Art Press

Post-scriptum

- François Poirié

Jacqueline Chambon, 280 p., 22 euros Début des années 1930, un palace isolé dans les montagnes suisses allemandes, un acteur célèbre – Lionel Kupfer – au charme magnétique qui vient s’y reposer, le jeune postier du village, Walter, hanté par ses désirs de corps masculins, une brève liaison, et c’est tout. L’un repart affronter le tourbillon hollywoodi­en, l’autre reste, amoureux pour la vie. Ce serait tout – et c’est déjà beaucoup… – si l’histoire de ce « coeur simple » n’était bousculée par le nazisme, et par la folie de sa mère, engluée dans la mémoire floue.

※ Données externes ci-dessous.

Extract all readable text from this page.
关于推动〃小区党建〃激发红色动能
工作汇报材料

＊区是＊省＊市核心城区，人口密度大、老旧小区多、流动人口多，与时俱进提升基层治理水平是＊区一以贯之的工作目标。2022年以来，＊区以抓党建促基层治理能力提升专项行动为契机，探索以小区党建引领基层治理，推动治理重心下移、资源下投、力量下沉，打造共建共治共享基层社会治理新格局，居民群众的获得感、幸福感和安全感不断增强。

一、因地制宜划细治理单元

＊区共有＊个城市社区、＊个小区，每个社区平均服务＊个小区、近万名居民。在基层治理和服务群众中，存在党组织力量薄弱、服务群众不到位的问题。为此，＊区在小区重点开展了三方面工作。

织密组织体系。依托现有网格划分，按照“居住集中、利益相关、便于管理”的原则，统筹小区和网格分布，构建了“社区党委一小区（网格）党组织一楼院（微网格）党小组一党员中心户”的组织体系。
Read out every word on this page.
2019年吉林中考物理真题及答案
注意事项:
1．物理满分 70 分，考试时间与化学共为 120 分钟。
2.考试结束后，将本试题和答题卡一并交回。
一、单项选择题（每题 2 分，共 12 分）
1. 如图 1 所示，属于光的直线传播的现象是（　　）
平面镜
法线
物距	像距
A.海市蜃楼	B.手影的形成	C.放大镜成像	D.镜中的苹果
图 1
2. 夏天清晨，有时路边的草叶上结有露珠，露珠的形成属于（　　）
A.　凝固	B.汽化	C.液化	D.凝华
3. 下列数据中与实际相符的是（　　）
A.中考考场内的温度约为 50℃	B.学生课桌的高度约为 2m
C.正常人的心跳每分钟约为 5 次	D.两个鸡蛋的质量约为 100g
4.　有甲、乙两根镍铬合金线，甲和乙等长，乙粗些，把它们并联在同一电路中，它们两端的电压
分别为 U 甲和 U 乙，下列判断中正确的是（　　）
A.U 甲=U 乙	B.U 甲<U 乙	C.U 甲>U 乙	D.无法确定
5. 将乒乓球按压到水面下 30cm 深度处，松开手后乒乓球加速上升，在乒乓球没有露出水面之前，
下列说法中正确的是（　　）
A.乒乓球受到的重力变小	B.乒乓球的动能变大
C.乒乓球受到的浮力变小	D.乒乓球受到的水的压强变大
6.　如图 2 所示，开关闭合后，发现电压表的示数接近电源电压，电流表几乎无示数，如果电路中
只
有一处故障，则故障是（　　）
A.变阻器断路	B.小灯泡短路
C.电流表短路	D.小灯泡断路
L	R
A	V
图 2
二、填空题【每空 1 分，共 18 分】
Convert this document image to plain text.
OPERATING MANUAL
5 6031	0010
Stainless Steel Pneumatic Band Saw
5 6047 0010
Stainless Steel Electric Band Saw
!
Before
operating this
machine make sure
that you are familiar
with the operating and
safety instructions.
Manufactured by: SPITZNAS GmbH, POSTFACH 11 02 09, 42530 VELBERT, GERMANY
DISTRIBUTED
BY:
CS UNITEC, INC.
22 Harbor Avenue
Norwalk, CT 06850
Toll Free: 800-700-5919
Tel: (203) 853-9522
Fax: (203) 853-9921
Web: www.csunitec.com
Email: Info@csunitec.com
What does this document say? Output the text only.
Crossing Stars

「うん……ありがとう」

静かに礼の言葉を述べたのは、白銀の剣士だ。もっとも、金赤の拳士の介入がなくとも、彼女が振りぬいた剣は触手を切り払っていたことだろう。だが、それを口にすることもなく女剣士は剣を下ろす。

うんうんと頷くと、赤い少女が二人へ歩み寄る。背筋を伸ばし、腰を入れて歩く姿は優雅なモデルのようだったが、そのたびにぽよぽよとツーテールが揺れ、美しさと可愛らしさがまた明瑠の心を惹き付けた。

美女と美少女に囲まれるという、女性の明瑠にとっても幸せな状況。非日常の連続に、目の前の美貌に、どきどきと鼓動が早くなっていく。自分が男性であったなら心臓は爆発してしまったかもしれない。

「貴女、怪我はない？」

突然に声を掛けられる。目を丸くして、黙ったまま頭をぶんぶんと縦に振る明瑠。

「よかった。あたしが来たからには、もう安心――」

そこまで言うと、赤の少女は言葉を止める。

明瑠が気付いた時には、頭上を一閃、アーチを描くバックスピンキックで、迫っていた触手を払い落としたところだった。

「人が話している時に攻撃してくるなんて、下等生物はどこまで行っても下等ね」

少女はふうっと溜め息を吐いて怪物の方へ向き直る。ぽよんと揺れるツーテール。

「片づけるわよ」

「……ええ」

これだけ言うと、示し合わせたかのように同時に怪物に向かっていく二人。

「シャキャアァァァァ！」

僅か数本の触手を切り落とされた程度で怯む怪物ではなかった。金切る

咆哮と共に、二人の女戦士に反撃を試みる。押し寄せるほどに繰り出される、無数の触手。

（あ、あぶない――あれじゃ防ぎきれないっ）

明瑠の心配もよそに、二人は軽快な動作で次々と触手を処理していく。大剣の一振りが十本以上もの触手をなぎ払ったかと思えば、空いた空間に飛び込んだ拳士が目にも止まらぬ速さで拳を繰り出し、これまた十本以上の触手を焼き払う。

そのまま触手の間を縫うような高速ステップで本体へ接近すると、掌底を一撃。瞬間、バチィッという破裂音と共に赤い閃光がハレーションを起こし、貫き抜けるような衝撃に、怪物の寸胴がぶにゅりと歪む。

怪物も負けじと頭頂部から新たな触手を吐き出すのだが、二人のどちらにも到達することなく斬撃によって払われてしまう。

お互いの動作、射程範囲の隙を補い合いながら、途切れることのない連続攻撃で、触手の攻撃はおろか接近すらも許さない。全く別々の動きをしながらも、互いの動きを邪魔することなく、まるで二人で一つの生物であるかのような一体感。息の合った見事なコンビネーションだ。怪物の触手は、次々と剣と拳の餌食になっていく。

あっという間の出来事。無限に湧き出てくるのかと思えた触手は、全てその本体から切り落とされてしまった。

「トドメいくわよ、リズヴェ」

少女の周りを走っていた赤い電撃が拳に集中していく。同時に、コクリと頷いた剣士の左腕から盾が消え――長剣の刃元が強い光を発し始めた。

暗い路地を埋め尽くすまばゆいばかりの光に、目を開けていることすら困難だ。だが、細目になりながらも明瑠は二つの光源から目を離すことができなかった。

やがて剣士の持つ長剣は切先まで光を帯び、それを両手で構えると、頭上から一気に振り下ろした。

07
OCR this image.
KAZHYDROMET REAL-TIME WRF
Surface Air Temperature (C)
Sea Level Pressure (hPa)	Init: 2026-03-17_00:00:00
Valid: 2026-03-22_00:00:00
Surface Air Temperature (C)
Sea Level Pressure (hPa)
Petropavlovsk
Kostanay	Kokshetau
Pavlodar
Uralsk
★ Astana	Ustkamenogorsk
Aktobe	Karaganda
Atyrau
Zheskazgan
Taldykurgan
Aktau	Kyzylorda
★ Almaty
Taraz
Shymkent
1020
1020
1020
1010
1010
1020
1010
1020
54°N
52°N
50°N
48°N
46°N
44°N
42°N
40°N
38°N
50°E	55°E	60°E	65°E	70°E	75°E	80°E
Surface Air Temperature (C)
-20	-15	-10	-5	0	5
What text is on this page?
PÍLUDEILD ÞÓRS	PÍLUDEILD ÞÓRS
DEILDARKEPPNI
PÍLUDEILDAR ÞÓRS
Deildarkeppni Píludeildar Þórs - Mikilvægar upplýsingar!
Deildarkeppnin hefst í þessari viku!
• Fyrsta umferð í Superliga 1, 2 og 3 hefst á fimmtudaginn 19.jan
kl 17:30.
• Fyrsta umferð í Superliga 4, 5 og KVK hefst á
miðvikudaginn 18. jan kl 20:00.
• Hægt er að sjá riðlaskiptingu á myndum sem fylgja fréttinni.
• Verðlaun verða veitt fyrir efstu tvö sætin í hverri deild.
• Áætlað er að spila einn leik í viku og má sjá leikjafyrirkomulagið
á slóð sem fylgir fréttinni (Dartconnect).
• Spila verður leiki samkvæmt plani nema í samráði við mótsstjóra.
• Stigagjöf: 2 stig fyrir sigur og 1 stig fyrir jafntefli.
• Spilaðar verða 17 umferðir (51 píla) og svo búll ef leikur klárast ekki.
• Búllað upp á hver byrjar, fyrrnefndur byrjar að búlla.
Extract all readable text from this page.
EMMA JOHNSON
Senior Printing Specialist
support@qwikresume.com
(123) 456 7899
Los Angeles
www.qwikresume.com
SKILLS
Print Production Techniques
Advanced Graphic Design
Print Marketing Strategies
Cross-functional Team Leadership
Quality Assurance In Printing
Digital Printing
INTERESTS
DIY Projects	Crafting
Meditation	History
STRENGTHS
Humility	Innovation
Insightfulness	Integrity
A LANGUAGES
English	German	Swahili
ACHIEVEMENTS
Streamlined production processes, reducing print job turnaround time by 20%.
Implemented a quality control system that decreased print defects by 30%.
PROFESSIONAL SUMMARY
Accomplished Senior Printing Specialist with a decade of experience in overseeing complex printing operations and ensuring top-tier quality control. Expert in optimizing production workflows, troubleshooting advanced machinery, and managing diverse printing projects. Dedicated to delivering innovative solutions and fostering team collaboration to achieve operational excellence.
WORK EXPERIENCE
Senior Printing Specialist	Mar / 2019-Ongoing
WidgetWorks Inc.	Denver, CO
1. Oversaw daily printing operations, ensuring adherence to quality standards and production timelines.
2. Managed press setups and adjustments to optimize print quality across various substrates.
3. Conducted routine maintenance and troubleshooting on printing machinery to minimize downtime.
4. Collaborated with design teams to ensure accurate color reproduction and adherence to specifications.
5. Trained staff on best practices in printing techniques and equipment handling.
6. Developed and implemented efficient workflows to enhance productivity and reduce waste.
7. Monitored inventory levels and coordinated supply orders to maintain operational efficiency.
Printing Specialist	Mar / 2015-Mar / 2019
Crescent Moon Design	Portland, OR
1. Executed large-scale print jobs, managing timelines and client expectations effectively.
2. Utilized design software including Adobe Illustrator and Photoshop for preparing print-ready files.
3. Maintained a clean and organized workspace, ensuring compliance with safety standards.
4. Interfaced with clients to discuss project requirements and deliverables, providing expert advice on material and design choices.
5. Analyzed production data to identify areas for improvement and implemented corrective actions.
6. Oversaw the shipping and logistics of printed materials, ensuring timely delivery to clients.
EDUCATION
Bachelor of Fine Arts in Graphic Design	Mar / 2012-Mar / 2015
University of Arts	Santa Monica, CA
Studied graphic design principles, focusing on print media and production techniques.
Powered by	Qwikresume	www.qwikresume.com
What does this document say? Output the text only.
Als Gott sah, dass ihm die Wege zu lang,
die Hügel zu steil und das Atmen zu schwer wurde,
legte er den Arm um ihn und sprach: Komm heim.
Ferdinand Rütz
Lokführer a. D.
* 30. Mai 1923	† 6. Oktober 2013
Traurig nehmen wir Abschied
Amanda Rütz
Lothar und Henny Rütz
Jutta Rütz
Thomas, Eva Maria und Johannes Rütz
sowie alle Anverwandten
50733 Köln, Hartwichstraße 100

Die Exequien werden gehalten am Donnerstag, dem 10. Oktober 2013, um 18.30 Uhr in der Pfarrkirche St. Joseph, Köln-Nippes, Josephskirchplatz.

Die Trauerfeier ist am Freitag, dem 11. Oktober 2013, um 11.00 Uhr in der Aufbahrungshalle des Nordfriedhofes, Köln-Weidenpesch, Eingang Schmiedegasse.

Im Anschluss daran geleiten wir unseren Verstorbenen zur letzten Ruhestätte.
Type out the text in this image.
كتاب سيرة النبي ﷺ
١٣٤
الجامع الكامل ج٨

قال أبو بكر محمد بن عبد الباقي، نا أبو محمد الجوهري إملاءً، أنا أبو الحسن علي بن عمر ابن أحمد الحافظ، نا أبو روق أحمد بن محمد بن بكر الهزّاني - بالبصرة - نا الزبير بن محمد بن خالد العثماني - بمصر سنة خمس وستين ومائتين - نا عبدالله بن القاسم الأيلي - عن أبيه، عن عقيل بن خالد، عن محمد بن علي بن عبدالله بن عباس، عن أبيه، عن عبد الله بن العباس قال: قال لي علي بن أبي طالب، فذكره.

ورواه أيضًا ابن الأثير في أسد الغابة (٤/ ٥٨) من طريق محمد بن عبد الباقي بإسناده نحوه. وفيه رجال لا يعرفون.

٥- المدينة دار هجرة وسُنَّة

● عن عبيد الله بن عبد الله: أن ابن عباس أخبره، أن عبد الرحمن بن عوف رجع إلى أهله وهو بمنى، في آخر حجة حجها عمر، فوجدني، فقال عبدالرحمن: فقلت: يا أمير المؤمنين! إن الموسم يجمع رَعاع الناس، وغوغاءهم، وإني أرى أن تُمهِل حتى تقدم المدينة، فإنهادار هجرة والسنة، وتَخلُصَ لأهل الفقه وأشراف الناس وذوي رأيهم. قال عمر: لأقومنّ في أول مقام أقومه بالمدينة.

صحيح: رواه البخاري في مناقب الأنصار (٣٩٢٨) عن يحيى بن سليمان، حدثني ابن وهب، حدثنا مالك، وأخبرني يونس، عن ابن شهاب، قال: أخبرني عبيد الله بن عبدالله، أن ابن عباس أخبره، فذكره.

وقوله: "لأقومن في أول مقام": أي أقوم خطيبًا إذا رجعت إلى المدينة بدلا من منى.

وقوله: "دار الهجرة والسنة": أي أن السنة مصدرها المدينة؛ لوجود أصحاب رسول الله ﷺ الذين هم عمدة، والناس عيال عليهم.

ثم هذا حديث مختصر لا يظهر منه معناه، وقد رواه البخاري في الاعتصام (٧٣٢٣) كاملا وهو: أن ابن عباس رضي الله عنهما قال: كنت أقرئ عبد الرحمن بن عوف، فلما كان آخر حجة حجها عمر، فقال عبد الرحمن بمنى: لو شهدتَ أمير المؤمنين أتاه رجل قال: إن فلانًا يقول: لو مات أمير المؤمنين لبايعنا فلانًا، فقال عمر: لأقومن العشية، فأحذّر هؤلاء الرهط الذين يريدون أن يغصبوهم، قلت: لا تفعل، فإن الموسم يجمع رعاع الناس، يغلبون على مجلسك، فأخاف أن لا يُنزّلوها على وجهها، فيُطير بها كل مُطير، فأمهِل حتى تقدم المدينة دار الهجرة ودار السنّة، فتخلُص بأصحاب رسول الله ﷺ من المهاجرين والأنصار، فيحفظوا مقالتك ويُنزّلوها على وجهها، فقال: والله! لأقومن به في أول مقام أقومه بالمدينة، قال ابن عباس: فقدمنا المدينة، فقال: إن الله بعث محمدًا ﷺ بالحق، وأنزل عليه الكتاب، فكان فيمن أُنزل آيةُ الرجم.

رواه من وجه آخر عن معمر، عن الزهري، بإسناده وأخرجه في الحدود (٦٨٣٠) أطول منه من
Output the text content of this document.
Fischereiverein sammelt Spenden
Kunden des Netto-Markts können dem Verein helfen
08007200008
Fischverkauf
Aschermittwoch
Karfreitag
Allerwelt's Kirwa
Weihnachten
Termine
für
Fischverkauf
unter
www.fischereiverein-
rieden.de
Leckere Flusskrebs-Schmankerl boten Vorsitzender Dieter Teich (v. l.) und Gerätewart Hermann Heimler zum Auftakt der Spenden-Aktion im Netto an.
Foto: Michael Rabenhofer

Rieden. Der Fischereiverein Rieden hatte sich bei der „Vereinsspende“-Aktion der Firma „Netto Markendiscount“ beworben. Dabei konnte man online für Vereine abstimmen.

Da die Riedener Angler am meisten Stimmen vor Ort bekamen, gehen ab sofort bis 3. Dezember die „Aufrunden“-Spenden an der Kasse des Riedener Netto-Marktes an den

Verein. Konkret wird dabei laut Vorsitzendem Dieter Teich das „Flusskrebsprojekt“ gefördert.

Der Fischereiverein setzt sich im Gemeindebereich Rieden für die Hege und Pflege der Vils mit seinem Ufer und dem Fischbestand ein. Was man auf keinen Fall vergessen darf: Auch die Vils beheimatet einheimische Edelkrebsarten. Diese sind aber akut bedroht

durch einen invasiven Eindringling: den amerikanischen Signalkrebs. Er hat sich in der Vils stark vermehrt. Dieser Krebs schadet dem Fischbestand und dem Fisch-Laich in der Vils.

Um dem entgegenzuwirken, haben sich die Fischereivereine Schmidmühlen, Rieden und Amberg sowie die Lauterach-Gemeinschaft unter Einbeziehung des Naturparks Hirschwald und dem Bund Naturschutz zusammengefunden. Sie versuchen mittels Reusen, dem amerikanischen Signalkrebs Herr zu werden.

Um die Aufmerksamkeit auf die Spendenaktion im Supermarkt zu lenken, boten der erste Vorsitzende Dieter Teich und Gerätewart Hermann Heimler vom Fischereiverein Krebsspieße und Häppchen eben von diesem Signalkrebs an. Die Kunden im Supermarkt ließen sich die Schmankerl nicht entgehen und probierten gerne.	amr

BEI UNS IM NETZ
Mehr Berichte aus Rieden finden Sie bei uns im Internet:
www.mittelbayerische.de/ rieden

Mais, et il nous faut y insister, la beauté singulière du roman d’Alain Claude Sulzer – qui reçut le prix Médicis étranger 2008 pour Un garçon parfait –, c’est l’ampleur et la précision du style, qui n’est pas sans rappeler par moments l’art de Nabokov. Il n’y a pas d’écriture féminine, affirmait, en développan­t, Nathalie Sarraute dans l’Ère du soupçon, comme il n’y a pas d’écriture homosexuel­le. Ou alors ce serait associer le génie universel d’un Jean Genet aux simplismes sociologis­ants d’un Édouard Louis, roitelet d’un jour. Les vrais écrivains, comme Sulzer, vivent dans le monde et savent parler de tout, une fois le miroir brisé. Ici, par exemple, Sulzer analyse avec une rare justesse le phénomène de la voix, dont certaines, celle de Delphine Seyrig pour ne citer qu’elle, changent votre vie à jamais. Comme une histoire d’amour. Livre tragique, Post-scriptum, ne sauve pas Lionel Kupfer, bien au contraire : « Il était lourd, le monde était lourd. Lorsque celui-ci se mit à vaciller, il vacilla avec lui. » Chute et fin dans les brumes et la solitude. Kupfer n’arrivera pas à s’adapter aux nouvelles technologi­es du cinéma, au passage du muet au parlant. Le thème de la perte est finement analysé par Sulzer, ainsi que celui de la candeur, mystérieus­e, de Walter.